Calculate for Infrared Light \((1500 \text{nm})\)

Convert the wavelength to meters: \(1500 \text{nm} = 1500 \times 10^{-9} \text{m}\). Then calculate the energy of a single photon using the equation from Step 3. Finally, calculate the energy of 1 mol of photons as described in Step 4.

Calculate for Visible Light \((500 \text{nm})\)

Convert the wavelength to meters: \(500 \text{nm} = 500 \times 10^{-9} \text{m}\). Then calculate the energy of a single photon using the equation from Step 3. Finally, calculate the energy of 1 mol of photons as described in Step 4.

Calculate for Ultraviolet Light \((150 \text{nm})\)

Convert the wavelength to meters: \(150 \text{nm} = 150 \times 10^{-9} \text{m}\). Then calculate the energy of a single photon using the equation from Step 3. Finally, calculate the energy of 1 mol of photons as described in Step 4. Compare this value to the bond energy range.

Key concepts

Planck's constant application

Understanding the application of Planck's constant, denoted as \(h\), is essential for explaining a myriad of physical phenomena, including the quantization of energy in photons. According to quantum theory, electromagnetic energy is not continuous, but rather quantized, existing in discrete packets called photons.

The energy \(E\) of a photon can be calculated using the very equation at the heart of quantum mechanics, \(E = \frac{hc}{\lambda}\), where \(c\) represents the speed of light, and \(\lambda\) is the photon's wavelength. This foundational equation connects Planck's constant to the quantum behavior of light, where shorter wavelengths correspond to photons with higher energy. In the context of biological damage, the energy transferred by a photon to a chemical bond can cause the bond to break if it is within a specific energy range (250-800 kJ/mol).

By applying Planck's constant, students can determine whether light of a given wavelength has sufficient energy to pose a risks, such as the potential to initiate skin cancer through bond dissociation. This illustration not only cements your understanding of the quantum description of light but also interlinks the microcosmic quantum events to macroscopic biological consequences.
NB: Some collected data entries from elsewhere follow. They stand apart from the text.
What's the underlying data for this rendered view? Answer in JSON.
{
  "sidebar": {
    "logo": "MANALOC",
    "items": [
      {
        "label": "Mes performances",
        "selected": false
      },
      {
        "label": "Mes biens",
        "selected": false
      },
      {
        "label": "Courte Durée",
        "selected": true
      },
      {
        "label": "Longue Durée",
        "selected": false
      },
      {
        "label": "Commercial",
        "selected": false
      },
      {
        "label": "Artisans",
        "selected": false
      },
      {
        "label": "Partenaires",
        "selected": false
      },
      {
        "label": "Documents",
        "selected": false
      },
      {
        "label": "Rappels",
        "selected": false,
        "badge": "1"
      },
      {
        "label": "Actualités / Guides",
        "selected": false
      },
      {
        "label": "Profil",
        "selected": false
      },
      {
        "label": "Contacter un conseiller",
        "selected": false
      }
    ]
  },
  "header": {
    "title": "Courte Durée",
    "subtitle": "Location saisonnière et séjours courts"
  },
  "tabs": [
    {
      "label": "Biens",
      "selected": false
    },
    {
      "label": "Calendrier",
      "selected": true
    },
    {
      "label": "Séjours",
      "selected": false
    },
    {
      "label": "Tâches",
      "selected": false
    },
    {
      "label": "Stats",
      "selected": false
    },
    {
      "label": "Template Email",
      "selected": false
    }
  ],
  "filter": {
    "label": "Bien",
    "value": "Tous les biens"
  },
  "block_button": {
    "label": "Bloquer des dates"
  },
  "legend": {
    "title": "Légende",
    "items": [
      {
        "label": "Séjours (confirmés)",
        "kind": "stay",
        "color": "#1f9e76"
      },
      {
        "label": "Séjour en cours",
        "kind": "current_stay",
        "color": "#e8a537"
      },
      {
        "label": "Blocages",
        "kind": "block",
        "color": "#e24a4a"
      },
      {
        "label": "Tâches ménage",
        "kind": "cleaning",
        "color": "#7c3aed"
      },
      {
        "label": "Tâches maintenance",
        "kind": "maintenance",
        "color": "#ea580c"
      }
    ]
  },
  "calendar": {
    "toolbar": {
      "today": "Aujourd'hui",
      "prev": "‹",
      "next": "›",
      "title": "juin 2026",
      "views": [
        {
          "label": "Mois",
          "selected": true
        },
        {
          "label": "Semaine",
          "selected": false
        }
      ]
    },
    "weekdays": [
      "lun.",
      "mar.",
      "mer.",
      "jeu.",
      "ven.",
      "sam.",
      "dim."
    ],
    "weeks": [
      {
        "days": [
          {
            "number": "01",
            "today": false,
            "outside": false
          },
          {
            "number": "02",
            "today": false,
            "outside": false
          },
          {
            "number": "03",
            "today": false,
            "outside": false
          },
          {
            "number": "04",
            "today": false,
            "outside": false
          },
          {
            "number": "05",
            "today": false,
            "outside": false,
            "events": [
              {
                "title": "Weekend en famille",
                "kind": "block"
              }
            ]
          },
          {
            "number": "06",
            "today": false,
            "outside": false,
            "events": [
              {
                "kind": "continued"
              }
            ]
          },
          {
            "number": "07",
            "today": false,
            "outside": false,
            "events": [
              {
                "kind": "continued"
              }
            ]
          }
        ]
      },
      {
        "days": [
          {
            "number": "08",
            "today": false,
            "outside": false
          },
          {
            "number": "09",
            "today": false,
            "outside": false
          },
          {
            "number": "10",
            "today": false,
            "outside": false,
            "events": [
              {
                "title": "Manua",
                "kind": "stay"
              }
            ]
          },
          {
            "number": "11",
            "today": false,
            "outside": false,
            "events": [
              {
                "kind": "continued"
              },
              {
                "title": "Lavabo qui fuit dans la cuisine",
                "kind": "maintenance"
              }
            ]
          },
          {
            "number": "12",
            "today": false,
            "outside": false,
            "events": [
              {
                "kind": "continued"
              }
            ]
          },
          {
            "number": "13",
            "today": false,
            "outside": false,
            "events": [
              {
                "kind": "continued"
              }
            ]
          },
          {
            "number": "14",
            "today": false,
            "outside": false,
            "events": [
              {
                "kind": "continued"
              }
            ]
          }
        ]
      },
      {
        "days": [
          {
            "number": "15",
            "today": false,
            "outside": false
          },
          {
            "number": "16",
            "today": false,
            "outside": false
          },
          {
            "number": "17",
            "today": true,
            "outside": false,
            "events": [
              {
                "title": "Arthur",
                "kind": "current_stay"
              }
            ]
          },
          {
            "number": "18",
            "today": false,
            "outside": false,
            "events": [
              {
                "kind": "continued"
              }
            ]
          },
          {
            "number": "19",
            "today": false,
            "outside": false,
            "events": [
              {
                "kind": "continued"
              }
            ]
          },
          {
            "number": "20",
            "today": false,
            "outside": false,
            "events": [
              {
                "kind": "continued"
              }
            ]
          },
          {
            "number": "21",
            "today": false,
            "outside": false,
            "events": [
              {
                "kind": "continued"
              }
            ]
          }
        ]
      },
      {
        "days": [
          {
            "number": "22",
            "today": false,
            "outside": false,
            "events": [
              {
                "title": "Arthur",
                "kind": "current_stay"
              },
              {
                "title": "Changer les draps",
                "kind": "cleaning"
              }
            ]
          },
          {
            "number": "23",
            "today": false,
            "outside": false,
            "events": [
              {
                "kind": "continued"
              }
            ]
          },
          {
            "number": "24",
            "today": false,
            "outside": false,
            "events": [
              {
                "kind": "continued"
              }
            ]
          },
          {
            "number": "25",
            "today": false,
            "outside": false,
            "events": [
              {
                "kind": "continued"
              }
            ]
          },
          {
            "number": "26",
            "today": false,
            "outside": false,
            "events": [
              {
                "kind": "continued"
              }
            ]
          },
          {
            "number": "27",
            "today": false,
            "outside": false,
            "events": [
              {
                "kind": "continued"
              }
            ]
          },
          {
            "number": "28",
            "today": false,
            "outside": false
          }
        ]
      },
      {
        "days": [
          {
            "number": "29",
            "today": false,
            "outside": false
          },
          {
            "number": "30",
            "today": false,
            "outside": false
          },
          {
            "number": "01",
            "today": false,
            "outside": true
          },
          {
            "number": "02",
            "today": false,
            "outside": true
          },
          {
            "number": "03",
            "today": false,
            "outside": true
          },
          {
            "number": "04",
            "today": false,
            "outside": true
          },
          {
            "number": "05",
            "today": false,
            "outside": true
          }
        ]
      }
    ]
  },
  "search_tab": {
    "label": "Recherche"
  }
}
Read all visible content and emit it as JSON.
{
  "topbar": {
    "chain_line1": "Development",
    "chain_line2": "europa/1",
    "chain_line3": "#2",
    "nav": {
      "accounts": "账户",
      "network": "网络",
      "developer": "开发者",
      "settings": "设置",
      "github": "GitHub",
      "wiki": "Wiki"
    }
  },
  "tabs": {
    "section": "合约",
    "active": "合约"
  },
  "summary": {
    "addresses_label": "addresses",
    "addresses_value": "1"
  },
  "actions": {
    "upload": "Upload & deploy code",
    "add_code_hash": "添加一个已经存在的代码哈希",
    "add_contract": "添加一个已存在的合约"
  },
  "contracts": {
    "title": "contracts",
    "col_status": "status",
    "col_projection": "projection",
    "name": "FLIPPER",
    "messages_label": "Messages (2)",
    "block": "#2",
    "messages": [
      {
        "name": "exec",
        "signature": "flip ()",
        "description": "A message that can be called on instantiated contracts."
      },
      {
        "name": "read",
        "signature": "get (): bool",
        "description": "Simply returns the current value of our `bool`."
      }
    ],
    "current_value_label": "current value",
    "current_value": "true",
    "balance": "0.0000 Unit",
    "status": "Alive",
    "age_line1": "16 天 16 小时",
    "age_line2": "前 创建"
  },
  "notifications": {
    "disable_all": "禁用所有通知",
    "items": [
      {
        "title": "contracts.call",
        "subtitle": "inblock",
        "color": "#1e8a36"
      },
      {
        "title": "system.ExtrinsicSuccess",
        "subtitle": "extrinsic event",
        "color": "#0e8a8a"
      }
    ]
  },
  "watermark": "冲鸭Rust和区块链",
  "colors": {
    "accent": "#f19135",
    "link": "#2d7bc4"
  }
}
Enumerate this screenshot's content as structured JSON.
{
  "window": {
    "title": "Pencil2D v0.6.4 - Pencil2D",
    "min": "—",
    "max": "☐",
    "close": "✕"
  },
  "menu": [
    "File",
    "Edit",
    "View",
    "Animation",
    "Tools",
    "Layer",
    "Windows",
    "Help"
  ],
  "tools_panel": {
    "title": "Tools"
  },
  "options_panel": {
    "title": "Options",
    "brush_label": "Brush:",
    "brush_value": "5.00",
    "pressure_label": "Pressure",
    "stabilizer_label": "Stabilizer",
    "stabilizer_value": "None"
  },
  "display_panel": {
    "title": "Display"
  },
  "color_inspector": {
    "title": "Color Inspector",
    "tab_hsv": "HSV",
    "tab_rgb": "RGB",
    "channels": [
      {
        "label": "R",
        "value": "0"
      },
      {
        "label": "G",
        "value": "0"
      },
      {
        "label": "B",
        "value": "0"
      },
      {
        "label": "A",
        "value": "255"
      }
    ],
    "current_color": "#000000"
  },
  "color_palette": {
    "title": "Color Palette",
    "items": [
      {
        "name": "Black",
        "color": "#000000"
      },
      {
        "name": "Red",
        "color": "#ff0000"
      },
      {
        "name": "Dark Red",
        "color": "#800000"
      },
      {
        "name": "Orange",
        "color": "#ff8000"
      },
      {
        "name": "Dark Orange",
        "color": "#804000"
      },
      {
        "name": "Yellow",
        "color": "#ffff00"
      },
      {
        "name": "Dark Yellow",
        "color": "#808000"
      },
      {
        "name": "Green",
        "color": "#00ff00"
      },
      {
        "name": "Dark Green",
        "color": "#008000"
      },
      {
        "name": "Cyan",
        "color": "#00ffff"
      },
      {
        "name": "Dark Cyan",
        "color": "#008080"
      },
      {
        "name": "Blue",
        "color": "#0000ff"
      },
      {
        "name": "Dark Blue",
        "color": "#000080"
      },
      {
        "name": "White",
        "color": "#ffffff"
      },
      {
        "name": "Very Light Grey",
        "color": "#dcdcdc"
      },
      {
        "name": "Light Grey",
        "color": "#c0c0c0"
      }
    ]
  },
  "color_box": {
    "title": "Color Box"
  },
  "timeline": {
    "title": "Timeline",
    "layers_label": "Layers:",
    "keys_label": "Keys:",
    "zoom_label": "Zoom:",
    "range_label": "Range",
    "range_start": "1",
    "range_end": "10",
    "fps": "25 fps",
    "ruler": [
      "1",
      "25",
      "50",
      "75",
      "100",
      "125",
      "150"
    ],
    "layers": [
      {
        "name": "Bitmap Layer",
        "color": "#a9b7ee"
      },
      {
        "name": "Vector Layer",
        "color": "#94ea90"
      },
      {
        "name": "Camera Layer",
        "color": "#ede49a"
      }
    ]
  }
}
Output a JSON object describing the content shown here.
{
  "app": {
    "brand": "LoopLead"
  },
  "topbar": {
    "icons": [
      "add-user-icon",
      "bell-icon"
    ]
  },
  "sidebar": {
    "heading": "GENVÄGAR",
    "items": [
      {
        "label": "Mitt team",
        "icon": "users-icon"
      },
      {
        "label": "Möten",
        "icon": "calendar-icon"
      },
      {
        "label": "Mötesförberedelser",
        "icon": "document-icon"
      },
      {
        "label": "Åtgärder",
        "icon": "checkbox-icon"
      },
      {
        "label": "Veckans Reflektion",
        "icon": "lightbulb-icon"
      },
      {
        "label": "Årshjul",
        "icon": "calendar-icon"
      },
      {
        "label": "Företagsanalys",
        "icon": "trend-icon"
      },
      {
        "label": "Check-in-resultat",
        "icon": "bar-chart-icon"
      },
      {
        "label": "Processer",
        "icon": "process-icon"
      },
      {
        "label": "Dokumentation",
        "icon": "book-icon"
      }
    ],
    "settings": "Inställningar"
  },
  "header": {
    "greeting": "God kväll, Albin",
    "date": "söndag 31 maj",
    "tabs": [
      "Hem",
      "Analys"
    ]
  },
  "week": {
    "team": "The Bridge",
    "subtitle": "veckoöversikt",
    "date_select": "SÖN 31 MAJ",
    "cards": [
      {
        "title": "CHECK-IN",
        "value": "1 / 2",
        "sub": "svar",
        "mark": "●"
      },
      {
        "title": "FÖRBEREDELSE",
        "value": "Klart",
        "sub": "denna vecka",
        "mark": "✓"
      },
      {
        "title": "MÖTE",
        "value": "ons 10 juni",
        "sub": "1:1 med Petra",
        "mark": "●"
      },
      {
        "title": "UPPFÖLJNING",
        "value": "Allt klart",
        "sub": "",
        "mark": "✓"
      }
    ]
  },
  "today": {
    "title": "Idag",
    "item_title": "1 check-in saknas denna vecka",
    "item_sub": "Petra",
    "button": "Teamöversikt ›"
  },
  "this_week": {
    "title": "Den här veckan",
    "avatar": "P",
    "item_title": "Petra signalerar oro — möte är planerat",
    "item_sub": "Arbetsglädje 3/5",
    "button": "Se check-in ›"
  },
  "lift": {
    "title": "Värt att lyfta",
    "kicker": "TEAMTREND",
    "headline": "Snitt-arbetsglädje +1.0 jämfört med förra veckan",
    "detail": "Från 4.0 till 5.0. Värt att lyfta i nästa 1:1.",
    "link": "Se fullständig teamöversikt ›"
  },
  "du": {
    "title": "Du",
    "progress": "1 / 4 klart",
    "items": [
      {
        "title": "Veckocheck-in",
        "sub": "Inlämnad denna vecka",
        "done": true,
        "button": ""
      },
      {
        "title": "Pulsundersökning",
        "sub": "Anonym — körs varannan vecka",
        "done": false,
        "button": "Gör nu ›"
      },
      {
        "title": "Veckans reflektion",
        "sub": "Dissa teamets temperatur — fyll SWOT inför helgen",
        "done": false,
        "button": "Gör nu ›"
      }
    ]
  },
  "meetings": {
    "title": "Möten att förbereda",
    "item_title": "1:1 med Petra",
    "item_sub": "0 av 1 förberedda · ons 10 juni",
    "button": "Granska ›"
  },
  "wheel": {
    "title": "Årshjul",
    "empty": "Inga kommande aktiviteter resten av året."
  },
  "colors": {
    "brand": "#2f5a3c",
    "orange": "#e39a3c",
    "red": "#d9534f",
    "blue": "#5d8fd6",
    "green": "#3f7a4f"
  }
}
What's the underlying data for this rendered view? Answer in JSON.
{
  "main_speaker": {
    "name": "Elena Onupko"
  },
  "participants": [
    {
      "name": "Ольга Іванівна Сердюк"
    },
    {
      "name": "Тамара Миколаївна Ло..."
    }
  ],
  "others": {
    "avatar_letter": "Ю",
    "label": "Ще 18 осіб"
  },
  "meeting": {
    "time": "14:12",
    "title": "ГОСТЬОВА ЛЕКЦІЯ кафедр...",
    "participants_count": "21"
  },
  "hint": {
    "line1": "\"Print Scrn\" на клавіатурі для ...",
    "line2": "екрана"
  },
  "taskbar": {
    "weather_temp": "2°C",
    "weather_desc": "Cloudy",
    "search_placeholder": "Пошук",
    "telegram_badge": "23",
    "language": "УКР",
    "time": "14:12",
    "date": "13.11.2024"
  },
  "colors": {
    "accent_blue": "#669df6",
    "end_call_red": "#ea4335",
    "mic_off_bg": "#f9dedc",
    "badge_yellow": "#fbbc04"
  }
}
Chemical bonds and photon interactions

The interaction between chemical bonds and photons is a fundamental aspect of photochemistry, which has implications in both health and technology. Chemical bonds are the glue that holds atoms together in molecules, and they possess certain discrete energy levels required for their formation or breakage.

When a photon with energy corresponding to, or exceeding, the energy of a specific bond interacts with it, the bond may absorb the photon and break - a process known as photodissociation. In biological molecules, this absorption can lead to molecular damage and initiate processes such as skin cancer development.

Energy Range for Bond Breaking

For a molecule in the cell, the photodissociation is usually in the range of 250 to 800 kJ/mol. Visible to ultraviolet wavelengths of light typically contains photons within this energy range. However, lower energy photons, such as those from infrared light, might not have sufficient energy to cause such chemical changes. Estimates of photon energies using Planck's constant enable us to predict which types of light can induce molecular damage and better understand how to protect against harmful exposures.

Avogadro's number in chemistry

Avogadro's number, approximately \(6.022 \times 10^{23}\) entities per mole, is a pillar of stoichiometry in chemistry. This number allows chemists to bridge the gap between the microscopic world of atoms and molecules and the macroscopic world we observe.

When calculating energies involved in photonic interactions, Avogadro's number transforms our understanding from individual photon energy to the molar scale used for substances in bulk. This is crucial for relating the energy of singular quantum events like photon emissions to amounts in everyday chemical reactions and biological processes.

From Photons to Moles

In the exercise at hand, by multiplying the energy of a single photon by Avogadro's number, we are able to calculate the energy contained in one mole of photons and compare this to the energies required to break chemical bonds. Effectively, this links the micro scale of quantum physics with the macro scale of chemical reaction energies, allowing us to make sense of how light influences matter in a tangible, measurable way.